Osvaldo continuava parado ali, sem dizer nada, olhando para algo que não estava fora e sim dentro.
Uma senhora, acompanhada de três crianças, que provavelmente deveriam ser seus netos, dizia:
- Aí não, aí não...isso não pode. Arre, mas que chateação esse alto falante. Ninguém nem sabe quem foi Simão de Cirene...É um papel tão simples, porque não colocam outro para fazer?
Fátima virou-se para ele e, através de gestos, exprimiu:
- Chegou a sua hora, vá se aprontar...
Duas cruzes são usadas para levar a cabo a encenação, uma de levíssima madeira que Osvaldo carregaria, aparentemente, sem a ajuda de Simão, e outra, fixada no centro do palco, de frágil aparência embora capaz de sustentá-lo, como tem se provado no decorrer dos anos.
Entre o portão e o fundo do terreno são cinqüenta metros justos. Era necessário percorrer essa distância, pois os vestiários e os ditos banheiros químicos ficavam lá.
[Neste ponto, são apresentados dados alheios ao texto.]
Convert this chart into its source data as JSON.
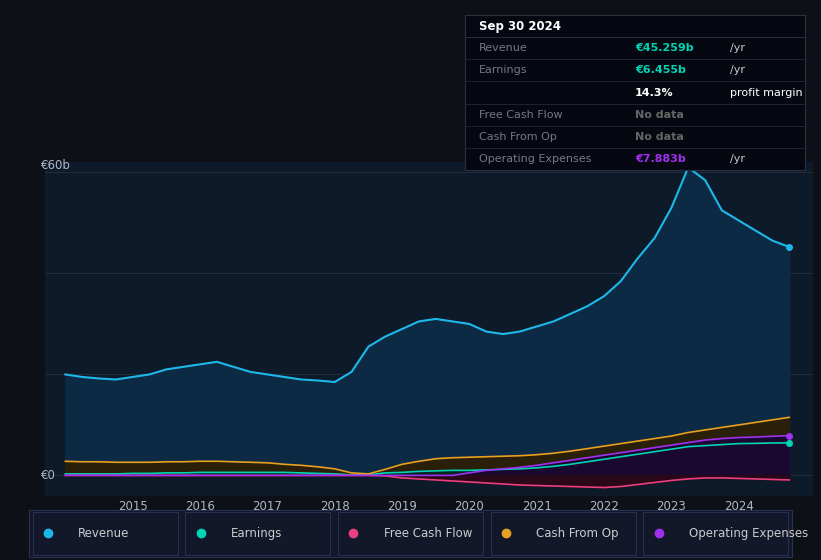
{
  "bg_color": "#0d1117",
  "plot_bg_color": "#0d1a2a",
  "y_label": "€60b",
  "y_zero_label": "€0",
  "years": [
    2014.0,
    2014.25,
    2014.5,
    2014.75,
    2015.0,
    2015.25,
    2015.5,
    2015.75,
    2016.0,
    2016.25,
    2016.5,
    2016.75,
    2017.0,
    2017.25,
    2017.5,
    2017.75,
    2018.0,
    2018.25,
    2018.5,
    2018.75,
    2019.0,
    2019.25,
    2019.5,
    2019.75,
    2020.0,
    2020.25,
    2020.5,
    2020.75,
    2021.0,
    2021.25,
    2021.5,
    2021.75,
    2022.0,
    2022.25,
    2022.5,
    2022.75,
    2023.0,
    2023.25,
    2023.5,
    2023.75,
    2024.0,
    2024.25,
    2024.5,
    2024.75
  ],
  "revenue": [
    20.0,
    19.5,
    19.2,
    19.0,
    19.5,
    20.0,
    21.0,
    21.5,
    22.0,
    22.5,
    21.5,
    20.5,
    20.0,
    19.5,
    19.0,
    18.8,
    18.5,
    20.5,
    25.5,
    27.5,
    29.0,
    30.5,
    31.0,
    30.5,
    30.0,
    28.5,
    28.0,
    28.5,
    29.5,
    30.5,
    32.0,
    33.5,
    35.5,
    38.5,
    43.0,
    47.0,
    53.0,
    61.0,
    58.5,
    52.5,
    50.5,
    48.5,
    46.5,
    45.259
  ],
  "earnings": [
    0.3,
    0.3,
    0.3,
    0.3,
    0.4,
    0.4,
    0.5,
    0.5,
    0.6,
    0.6,
    0.6,
    0.6,
    0.6,
    0.6,
    0.5,
    0.4,
    0.3,
    0.1,
    0.1,
    0.5,
    0.6,
    0.8,
    0.9,
    1.0,
    1.0,
    1.1,
    1.2,
    1.3,
    1.5,
    1.8,
    2.2,
    2.7,
    3.2,
    3.7,
    4.2,
    4.7,
    5.2,
    5.7,
    5.9,
    6.1,
    6.3,
    6.35,
    6.42,
    6.455
  ],
  "free_cash_flow": [
    0.0,
    0.0,
    0.0,
    0.0,
    0.0,
    0.0,
    0.0,
    0.0,
    0.0,
    0.0,
    0.0,
    0.0,
    0.0,
    0.0,
    0.0,
    0.0,
    0.0,
    0.0,
    0.0,
    -0.1,
    -0.5,
    -0.7,
    -0.9,
    -1.1,
    -1.3,
    -1.5,
    -1.7,
    -1.9,
    -2.0,
    -2.1,
    -2.2,
    -2.3,
    -2.4,
    -2.2,
    -1.8,
    -1.4,
    -1.0,
    -0.7,
    -0.5,
    -0.5,
    -0.6,
    -0.7,
    -0.8,
    -0.9
  ],
  "cash_from_op": [
    2.8,
    2.7,
    2.7,
    2.6,
    2.6,
    2.6,
    2.7,
    2.7,
    2.8,
    2.8,
    2.7,
    2.6,
    2.5,
    2.2,
    2.0,
    1.7,
    1.3,
    0.5,
    0.3,
    1.2,
    2.2,
    2.8,
    3.3,
    3.5,
    3.6,
    3.7,
    3.8,
    3.9,
    4.1,
    4.4,
    4.8,
    5.3,
    5.8,
    6.3,
    6.8,
    7.3,
    7.8,
    8.5,
    9.0,
    9.5,
    10.0,
    10.5,
    11.0,
    11.5
  ],
  "operating_expenses": [
    0.0,
    0.0,
    0.0,
    0.0,
    0.0,
    0.0,
    0.0,
    0.0,
    0.0,
    0.0,
    0.0,
    0.0,
    0.0,
    0.0,
    0.0,
    0.0,
    0.0,
    0.0,
    0.0,
    0.0,
    0.0,
    0.0,
    0.0,
    0.0,
    0.5,
    1.0,
    1.3,
    1.6,
    2.0,
    2.5,
    3.0,
    3.5,
    4.0,
    4.5,
    5.0,
    5.5,
    6.0,
    6.5,
    7.0,
    7.3,
    7.5,
    7.6,
    7.75,
    7.883
  ],
  "revenue_color": "#1eb8e8",
  "earnings_color": "#00d4b4",
  "free_cash_flow_color": "#e84080",
  "cash_from_op_color": "#e8a020",
  "operating_expenses_color": "#a030f0",
  "grid_color": "#2a3a4a",
  "text_color": "#b0b8c8",
  "tooltip_bg": "#050810",
  "xlim": [
    2013.7,
    2025.1
  ],
  "ylim": [
    -4,
    62
  ],
  "xtick_years": [
    2015,
    2016,
    2017,
    2018,
    2019,
    2020,
    2021,
    2022,
    2023,
    2024
  ],
  "legend_items": [
    {
      "label": "Revenue",
      "color": "#1eb8e8"
    },
    {
      "label": "Earnings",
      "color": "#00d4b4"
    },
    {
      "label": "Free Cash Flow",
      "color": "#e84080"
    },
    {
      "label": "Cash From Op",
      "color": "#e8a020"
    },
    {
      "label": "Operating Expenses",
      "color": "#a030f0"
    }
  ],
  "tooltip_title": "Sep 30 2024",
  "tooltip_rows": [
    {
      "label": "Revenue",
      "value": "€45.259b",
      "suffix": "/yr",
      "value_color": "#00d4b4",
      "suffix_color": "#cccccc"
    },
    {
      "label": "Earnings",
      "value": "€6.455b",
      "suffix": "/yr",
      "value_color": "#00d4b4",
      "suffix_color": "#cccccc"
    },
    {
      "label": "",
      "value": "14.3%",
      "suffix": "profit margin",
      "value_color": "#ffffff",
      "suffix_color": "#ffffff"
    },
    {
      "label": "Free Cash Flow",
      "value": "No data",
      "suffix": "",
      "value_color": "#666666",
      "suffix_color": "#666666"
    },
    {
      "label": "Cash From Op",
      "value": "No data",
      "suffix": "",
      "value_color": "#666666",
      "suffix_color": "#666666"
    },
    {
      "label": "Operating Expenses",
      "value": "€7.883b",
      "suffix": "/yr",
      "value_color": "#a030f0",
      "suffix_color": "#cccccc"
    }
  ]
}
Alguém toca seu ombro de leve, dizendo “e aí, companheiro?”. Tratava-se de Augusto, o que iria fazer o papel de Judas. Se abraçaram. Amigos de longa data, nos últimos tempos só tem se visto na encenação. De súbito, uma espécie de uivo geral acompanha, com uma fração de segundo atrasada, o apagamento de todas as luzes.
- Não esquenta – disse Osvaldo – tá acontecendo direto aqui no bairro. Eles tem geradores.
Logo em seguida a mesma informação, expressada de outra forma, anuncia através do megafone que dentro de minutos os geradores serão ligados.
Os dois caminham no escuro em meio a movimentação de alguns e reclamações de outros. Augusto diz que toda vez pega no telefone para ligar para o amigo, mas sempre alguma coisa atrapalha a ação. Tinha uma coisa importante para perguntar. “Não devia ser tão importante” comentou Osvaldo, em tom irônico.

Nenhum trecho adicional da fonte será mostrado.